What happened to Cochran is the inevitable conclusion of allowing that intolerance to fester, and the Court’s ruling could add fuel to that fire. While a number of legal experts think, given the Court’s recent jurisprudence on the matter, that it will rule to reaffirm the general police power of states as derived in the Constitution that would allow them to define marriage, it will expand the full faith and credit clause to force states to accept marriages of any kind from anywhere. Less coherently, it could create a fundamental right to same sex marriage out of thin air.

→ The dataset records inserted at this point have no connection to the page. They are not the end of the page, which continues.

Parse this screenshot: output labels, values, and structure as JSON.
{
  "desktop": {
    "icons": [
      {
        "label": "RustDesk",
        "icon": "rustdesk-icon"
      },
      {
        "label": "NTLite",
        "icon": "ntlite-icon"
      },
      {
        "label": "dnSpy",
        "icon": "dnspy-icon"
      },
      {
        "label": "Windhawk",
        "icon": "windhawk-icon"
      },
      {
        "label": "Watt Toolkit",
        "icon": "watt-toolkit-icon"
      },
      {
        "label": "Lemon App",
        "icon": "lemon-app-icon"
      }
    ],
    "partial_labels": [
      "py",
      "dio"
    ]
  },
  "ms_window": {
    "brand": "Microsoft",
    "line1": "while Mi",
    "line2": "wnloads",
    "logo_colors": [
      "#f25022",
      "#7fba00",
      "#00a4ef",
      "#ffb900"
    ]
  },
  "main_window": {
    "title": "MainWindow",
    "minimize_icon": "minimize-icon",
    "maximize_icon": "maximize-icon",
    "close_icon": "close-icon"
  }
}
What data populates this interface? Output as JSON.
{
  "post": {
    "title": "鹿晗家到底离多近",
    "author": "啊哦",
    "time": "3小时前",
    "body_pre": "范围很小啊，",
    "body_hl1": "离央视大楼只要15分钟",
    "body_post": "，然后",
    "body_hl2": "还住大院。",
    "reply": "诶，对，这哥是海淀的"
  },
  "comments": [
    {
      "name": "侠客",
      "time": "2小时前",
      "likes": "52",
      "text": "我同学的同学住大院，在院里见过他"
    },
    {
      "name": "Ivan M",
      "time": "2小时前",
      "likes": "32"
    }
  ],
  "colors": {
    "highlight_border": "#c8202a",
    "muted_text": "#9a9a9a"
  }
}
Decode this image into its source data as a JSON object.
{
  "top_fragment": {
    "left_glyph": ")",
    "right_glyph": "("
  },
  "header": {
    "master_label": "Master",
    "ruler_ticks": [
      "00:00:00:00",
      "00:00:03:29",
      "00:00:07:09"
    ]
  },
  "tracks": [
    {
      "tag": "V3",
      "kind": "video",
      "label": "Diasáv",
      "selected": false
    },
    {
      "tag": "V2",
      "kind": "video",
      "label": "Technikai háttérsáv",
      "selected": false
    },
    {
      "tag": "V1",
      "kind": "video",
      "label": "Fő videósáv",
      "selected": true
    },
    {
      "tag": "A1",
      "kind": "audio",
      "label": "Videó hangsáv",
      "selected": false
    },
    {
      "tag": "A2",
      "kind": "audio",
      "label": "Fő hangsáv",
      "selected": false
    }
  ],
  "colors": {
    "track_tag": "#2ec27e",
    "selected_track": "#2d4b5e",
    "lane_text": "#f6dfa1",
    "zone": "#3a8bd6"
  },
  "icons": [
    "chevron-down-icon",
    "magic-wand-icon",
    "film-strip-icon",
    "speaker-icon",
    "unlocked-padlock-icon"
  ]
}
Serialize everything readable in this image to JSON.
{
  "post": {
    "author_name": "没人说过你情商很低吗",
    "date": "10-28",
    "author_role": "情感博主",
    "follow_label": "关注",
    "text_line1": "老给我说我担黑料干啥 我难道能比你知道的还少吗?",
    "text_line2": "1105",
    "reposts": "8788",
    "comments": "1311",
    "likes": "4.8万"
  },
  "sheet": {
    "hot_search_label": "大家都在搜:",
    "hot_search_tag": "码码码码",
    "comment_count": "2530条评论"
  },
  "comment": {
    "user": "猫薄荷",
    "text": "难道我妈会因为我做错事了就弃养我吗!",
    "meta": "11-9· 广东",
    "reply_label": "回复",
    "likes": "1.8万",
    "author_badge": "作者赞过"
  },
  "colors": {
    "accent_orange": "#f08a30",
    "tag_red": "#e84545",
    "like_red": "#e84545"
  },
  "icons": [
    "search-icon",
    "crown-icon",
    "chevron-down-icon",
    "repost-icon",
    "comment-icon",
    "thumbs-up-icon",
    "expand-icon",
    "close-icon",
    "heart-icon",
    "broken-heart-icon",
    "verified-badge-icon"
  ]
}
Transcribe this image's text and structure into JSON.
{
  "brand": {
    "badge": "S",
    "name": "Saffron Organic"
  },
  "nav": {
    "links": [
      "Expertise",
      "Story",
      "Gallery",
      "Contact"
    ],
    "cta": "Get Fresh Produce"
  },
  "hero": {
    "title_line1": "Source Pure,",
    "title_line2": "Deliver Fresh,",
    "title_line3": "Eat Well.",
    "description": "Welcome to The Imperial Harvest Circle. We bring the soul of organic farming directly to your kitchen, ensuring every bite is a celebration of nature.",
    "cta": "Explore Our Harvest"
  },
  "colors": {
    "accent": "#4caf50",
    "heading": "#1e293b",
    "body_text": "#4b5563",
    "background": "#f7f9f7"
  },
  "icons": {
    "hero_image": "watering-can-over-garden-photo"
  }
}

Certainly in the latter case it could provide judicial cover to actions that go beyond mere neutrality in viewpoints over behavioral questions taken against people and states, enabling punishing of those who think differently as in Cochran’s episode. Even if the more likely scenario plays out, because of the inroads made into coercing state policy-making – essentially, this decision would make same sex marriage recognized everywhere – other areas such as adoption record policy would be brought into conflict, and it still would give aid and comfort to the notion that thoughtcrimes committed through the belief that marriage legitimately exists only between a single man and single woman can cost people jobs or bring on forms of government punishment.



The growing totalitarian nature of what some have termed the “gay mafia” that seeks to silence any dissent from its opinion about what behaviors people must accept and endorse by law, asking not just for tolerance but also for fealty and unswerving loyalty to its belief system, should worry anybody concerned with preserving the fabric of civil society, individual freedom, and human dignity. Should this trend continue, whether abetted by this decision, instances like Cochran’s will become regrettably all too common.